As Paul was kind enough to turn me a set of brass track gauges I no longer have any excuse for not trying to hand build some OO9 gauge track. Paul has already used his gauges to build a working point, but I decided to start with something a little simpler; a 30cm straight piece of track.
Of course, deciding to have a go at making my own track was the easy part, working out which parts I was going to use was a bit harder. The easy part was the sleepers. I'm using 3mm wide strips of copper clad PCB cut to a length of approximately 19.25mm (based on a couple of measurements from some PECO stuff I had kicking around). The rail was a lot harder though. The OO9 gauge track I've bought previously uses code 80 rail. The rails are measured in 1/1000's of an inch, so code 80 is 0.080" high. For a light railway this looks a little on the large side and many people use a lighter rail. For example, Paul used code 55 steel rail to build his point, which is 0.055" high. The problem I had was that I wanted to avoid using steel rail as previous experience shows that it does corrode over time, much more so than modern nickel silver rail. In the end I've compromised and used code 60 nickel silver rail from PECO. This rail (PECO IL-1) is a little odd in that it is designed to be used for either Z gauge (which is really tiny) or as conductor rail in 4mm, but it seems perfect for OO9. C&L Finescale stock both the sleepers and the rail and so an order was placed.

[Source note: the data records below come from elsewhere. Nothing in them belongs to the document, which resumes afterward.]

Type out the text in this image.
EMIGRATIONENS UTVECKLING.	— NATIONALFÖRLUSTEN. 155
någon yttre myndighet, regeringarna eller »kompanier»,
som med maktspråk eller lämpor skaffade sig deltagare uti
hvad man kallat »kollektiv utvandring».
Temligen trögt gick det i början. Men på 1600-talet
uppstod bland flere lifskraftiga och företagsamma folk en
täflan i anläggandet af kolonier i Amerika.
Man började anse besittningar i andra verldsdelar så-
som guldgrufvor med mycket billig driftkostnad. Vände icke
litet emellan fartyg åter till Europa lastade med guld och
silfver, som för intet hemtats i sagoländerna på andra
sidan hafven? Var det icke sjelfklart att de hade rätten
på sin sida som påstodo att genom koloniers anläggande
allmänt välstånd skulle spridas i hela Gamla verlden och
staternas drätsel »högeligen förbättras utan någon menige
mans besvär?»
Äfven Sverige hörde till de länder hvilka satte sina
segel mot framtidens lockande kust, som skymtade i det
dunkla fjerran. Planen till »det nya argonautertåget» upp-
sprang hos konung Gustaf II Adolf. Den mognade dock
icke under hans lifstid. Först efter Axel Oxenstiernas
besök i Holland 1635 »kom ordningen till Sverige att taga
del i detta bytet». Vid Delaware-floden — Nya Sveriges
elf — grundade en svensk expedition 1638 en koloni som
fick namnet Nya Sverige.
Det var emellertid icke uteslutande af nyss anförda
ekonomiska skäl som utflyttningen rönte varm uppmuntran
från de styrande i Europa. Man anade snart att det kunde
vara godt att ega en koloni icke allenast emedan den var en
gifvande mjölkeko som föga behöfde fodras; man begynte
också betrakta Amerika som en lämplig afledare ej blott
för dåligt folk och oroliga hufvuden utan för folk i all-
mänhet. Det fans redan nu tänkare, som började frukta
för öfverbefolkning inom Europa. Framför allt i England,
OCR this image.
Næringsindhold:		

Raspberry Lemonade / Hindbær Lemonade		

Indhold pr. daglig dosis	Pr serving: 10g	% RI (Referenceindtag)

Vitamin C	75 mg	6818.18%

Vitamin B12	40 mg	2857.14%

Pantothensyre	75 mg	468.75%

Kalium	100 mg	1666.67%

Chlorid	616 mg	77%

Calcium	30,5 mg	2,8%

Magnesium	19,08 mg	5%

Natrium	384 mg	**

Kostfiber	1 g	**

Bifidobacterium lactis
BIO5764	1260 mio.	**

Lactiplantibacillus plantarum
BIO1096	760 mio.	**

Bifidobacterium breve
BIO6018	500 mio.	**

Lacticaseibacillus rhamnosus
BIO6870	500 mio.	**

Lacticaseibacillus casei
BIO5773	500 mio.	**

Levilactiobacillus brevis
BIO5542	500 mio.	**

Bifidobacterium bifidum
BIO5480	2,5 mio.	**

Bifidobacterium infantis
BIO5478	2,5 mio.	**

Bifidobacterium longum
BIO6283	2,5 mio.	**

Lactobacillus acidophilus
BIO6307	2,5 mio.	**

Once the parts turned up the first job was to cut the sleepers. The copper clad PCB turns up in strips the right width (3mm) but 17" in length. Fortunately a razor saw cuts through the PCB easily, the problem is how to cut consistent lengths. I could have just measured the strip and marked it up, but I decided I'd make up a little jig to aid the process. This jig sits nicely in my small mitre box and when pushed up against the blade of the razor saw ensures a consistent sleeper length. Once I'd cut a couple of strips into separate sleepers, I then turned to building the track.
I started by drawing up a template on the computer to aid in positioning the sleepers and rails. This was easy for a straight section, but if want to build more complex track in the future will need a little more thought. The sleepers were then stuck to the template using double sided tape, and then the first rail was soldered in place, using coffee stirrers to hold it down while I applied the soldering iron. Once the first rail was soldered to every sleeper I could move on to the tricky bit of adding the second rail.
It turned out that with the track gauges Paul had made me, and some more coffee stirrers, fitting the second rail was nice and straightforward and before long I had something that actually looked like a piece of track. Even better a quick test with a wagon and it looked like it might actually work too. What I'd forgotten to do though was to file a gap into each sleeper to ensure that the rails weren't electrically joined. Fortunately on the straight track it was fairly easy to get a file in between the rails to remove some of the copper; in the future I'll definitely be doing this before I solder the rails down. Finally I removed the track from the template, soldered a wire to each rail and then had a go with letting an actual locomotive run along the track.
I opted to try it out with the small diesel I built from the Narrow Planet kit, as the motor would be a lot easier to replace if everything went wrong than it would on the Quary Hunslet, but fortunately, as you can see, it all worked perfectly. In it's current form the track isn't going to win any beauty contests but it should clean up nicely and now I know that I can at least build plain track which is useable so I'll call that success.